I find this process to be most analogous to “cleaning as we go” in the kitchen. We’ve refactored the code as we worked, so the amount of cleanup that will be left to us at the end of the task is significantly reduced.

Remember: The Job Isn’t Done Until You’ve Cleaned Up

We would do well to keep in mind another lesson that I learned from working in the Japanese Tea Garden: the job isn’t done until you’ve cleaned up!. It is equally as important in the kitchen and in our professional work.

Working in the garden emphasizes a stark fact: the job of pruning a tree is more than just the act of pruning. The job isn’t done until clippings are removed from the ground, the paths are swept to look neat, trampled grass has been raked and made to look untouched, the clippings are taken to the compost pile, the tools are cleaned, and everything is put away.
[…]
I observe that developers (including myself) often estimate the time to write the code or solve the problem. We forget about the time we’ll spend testing and debugging our design, cleaning up the code for publication, reorganizing our branches and commit messages, working through code reviews, addressing feedback, merging into master, and working with QA to confirm that the problem is fixed.
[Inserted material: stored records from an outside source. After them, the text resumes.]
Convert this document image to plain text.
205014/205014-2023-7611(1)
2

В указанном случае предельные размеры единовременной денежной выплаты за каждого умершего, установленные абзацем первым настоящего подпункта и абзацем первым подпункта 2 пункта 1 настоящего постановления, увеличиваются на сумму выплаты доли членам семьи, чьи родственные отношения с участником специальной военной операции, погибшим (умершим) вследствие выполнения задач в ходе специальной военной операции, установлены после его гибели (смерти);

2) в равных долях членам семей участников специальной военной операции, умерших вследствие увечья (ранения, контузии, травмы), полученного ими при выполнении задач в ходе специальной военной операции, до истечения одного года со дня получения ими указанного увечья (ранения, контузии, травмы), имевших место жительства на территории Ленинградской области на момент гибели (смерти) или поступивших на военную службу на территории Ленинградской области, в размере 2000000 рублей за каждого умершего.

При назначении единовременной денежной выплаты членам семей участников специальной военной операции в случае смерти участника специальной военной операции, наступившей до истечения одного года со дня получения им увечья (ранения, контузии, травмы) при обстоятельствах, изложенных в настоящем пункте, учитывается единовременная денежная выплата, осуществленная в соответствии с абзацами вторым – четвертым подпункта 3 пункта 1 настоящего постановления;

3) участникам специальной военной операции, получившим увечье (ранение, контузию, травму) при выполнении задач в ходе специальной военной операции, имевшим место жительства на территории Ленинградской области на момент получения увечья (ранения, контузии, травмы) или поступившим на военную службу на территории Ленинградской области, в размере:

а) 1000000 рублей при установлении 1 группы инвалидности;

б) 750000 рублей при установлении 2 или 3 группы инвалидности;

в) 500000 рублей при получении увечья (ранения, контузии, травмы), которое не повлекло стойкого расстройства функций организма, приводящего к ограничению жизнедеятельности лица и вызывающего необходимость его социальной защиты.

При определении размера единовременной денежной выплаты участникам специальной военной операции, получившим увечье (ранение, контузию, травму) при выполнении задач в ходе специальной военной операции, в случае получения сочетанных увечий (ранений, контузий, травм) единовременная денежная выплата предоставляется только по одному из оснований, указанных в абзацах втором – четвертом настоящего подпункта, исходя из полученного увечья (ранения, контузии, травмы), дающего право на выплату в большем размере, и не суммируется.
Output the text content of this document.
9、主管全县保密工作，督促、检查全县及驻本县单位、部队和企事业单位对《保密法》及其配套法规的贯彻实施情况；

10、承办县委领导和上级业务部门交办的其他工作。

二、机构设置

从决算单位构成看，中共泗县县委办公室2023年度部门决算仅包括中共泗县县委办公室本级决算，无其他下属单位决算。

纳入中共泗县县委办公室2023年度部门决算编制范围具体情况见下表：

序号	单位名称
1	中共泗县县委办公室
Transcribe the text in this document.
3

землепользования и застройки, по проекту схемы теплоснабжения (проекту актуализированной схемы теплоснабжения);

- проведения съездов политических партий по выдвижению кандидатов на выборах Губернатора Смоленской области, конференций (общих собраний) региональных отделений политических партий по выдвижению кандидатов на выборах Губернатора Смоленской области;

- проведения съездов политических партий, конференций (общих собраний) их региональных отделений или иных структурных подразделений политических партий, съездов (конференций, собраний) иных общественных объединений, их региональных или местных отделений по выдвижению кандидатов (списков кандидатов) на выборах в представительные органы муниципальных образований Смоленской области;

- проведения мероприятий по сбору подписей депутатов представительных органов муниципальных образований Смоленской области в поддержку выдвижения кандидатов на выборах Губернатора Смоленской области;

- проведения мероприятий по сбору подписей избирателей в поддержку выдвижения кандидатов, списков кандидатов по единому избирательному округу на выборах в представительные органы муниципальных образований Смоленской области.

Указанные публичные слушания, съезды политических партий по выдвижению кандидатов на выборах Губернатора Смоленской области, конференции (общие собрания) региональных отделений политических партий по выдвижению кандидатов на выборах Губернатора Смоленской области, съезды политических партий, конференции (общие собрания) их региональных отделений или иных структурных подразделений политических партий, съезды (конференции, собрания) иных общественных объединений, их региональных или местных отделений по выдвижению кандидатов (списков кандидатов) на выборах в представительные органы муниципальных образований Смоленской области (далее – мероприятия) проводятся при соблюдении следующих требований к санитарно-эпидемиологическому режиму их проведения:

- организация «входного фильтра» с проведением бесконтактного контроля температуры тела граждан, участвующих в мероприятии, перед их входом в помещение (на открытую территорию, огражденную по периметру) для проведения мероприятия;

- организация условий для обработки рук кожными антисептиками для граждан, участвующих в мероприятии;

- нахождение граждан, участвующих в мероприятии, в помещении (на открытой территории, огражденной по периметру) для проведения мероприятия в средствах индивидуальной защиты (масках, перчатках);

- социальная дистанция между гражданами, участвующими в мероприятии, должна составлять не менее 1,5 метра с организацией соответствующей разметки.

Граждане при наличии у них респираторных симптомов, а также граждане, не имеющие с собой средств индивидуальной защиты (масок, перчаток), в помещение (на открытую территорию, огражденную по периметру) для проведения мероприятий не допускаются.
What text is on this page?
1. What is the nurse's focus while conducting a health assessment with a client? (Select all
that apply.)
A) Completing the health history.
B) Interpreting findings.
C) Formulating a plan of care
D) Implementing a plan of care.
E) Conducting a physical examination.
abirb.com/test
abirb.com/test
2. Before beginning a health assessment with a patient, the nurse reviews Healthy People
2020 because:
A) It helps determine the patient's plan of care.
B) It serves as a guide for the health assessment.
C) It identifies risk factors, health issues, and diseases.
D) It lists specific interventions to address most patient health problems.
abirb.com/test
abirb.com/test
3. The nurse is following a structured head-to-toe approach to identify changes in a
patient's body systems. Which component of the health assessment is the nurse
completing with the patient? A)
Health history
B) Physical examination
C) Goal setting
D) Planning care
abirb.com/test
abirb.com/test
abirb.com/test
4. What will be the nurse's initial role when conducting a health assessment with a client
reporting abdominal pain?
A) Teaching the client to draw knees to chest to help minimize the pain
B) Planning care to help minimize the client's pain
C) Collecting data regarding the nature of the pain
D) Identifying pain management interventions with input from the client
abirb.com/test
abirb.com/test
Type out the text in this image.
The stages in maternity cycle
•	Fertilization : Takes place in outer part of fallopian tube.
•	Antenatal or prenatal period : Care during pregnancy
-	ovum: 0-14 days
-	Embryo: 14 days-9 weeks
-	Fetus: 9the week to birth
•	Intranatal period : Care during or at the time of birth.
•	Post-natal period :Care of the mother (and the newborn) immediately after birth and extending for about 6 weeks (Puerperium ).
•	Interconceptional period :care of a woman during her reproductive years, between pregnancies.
We recognize that these are important steps of the development process. We do not skip them or postpone. We take the time to clean up our work before we present it to others for review. We resolve those TODOs and FIXMEs before we merge our code.

These tasks can be a significant burden at the end of a development effort. Instead, we can take smaller steps and clean as we go. This helps us avoid expensive cleanup at the end of a development effort, or even more alarming, checking our mess in to be cleaned up “later.”

“Later” rarely (if ever) comes, so remember to clean as you go!